Medications that can cause urinary incontinence
Urinary incontinence, or loss of bladder control, can be caused by various medical illnesses and physical changes, including childbirth, dietary changes, infection, prostate troubles, menopause, and neurological abnormalities. However, several drugs can cause urinary incontinence and frequent urination in dogs.
Some medications are diuretics, which induce the kidney to produce more pee, resulting in frequent urination and an overactive bladder.
Do antibiotics increase urination in dogs?
Apart from the potential diuretic effect, one of the adverse effects of antibiotics in dogs is increased thirst. At the very least, your dog may wish to try to get rid of the drug’s disagreeable taste.
If the dog is consuming more water than usual, it is natural to urinate more frequently. The dog’s desire to go outside during the night, sometimes twice or three times, is the most visible indicator. Don’t make the dog contain his bladder; let him go outside if he wants.
Dogs left at home alone throughout the day while everyone is gone will need to go outside more frequently, so provisions must be made to allow this. If you cannot return home, perhaps a neighbor can assist you.

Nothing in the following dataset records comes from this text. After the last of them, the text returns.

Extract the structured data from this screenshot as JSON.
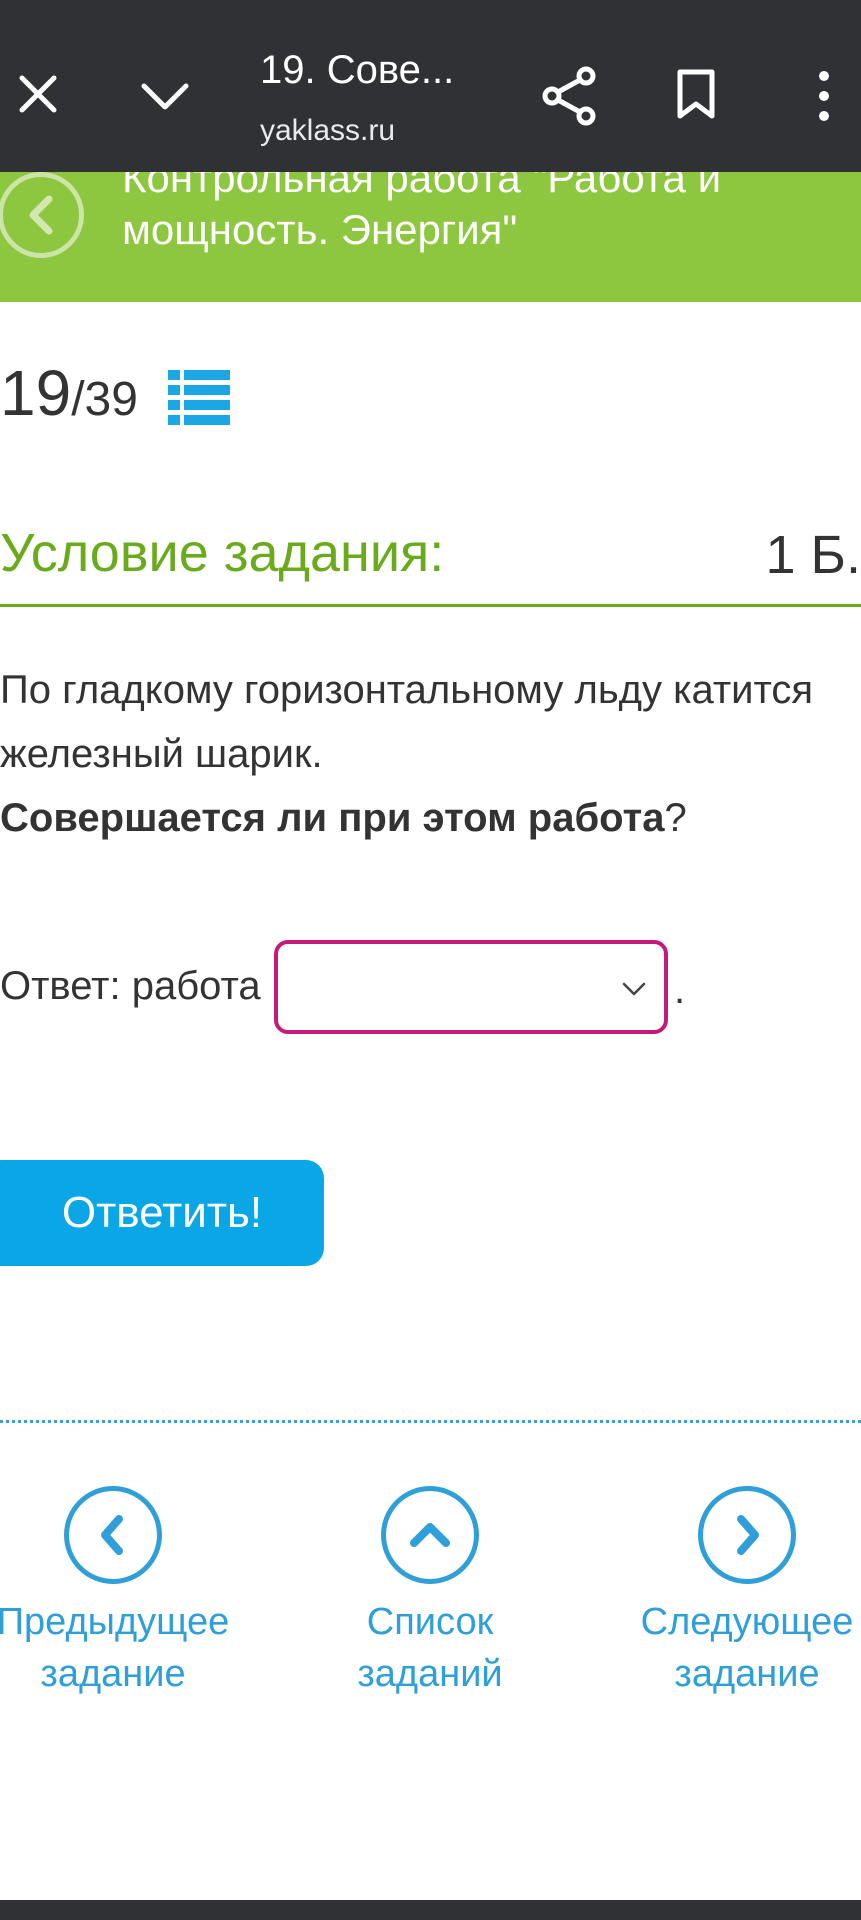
{
  "browser": {
    "tab_title": "19. Сове...",
    "url": "yaklass.ru",
    "icons": [
      "close-icon",
      "chevron-down-icon",
      "share-icon",
      "bookmark-icon",
      "more-vertical-icon"
    ]
  },
  "header": {
    "title": "Контрольная работа \"Работа и мощность. Энергия\"",
    "back_icon": "chevron-left-icon",
    "bg_color": "#8dc63f"
  },
  "counter": {
    "current": "19",
    "total": "/39"
  },
  "condition": {
    "title": "Условие задания:",
    "points": "1 Б."
  },
  "question": {
    "line1": "По гладкому горизонтальному льду катится железный шарик.",
    "bold": "Совершается ли при этом работа",
    "end": "?"
  },
  "answer": {
    "label": "Ответ: работа",
    "selected_value": "",
    "after": "."
  },
  "submit": {
    "label": "Ответить!"
  },
  "nav": {
    "prev": {
      "line1": "Предыдущее",
      "line2": "задание"
    },
    "list": {
      "line1": "Список",
      "line2": "заданий"
    },
    "next": {
      "line1": "Следующее",
      "line2": "задание"
    }
  },
  "colors": {
    "browser_bar": "#303134",
    "accent_green": "#6aab1c",
    "header_green": "#8dc63f",
    "button_blue": "#0aa6e6",
    "link_blue": "#2e9fd8",
    "select_border": "#c51a7a"
  }
}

Housetraining mishaps are prevalent as a result of an increased desire to urinate. It is critical not to penalize the dog; not only is this poor dog training, but he also has less control at this time. After all, his bladder is refilling faster than usual. Instead, simply ensure that he gets outside twice as often as he regularly does. It doesn’t take long after the dog is off the antibiotics for his thirst to subside and his urinating habits return to normal.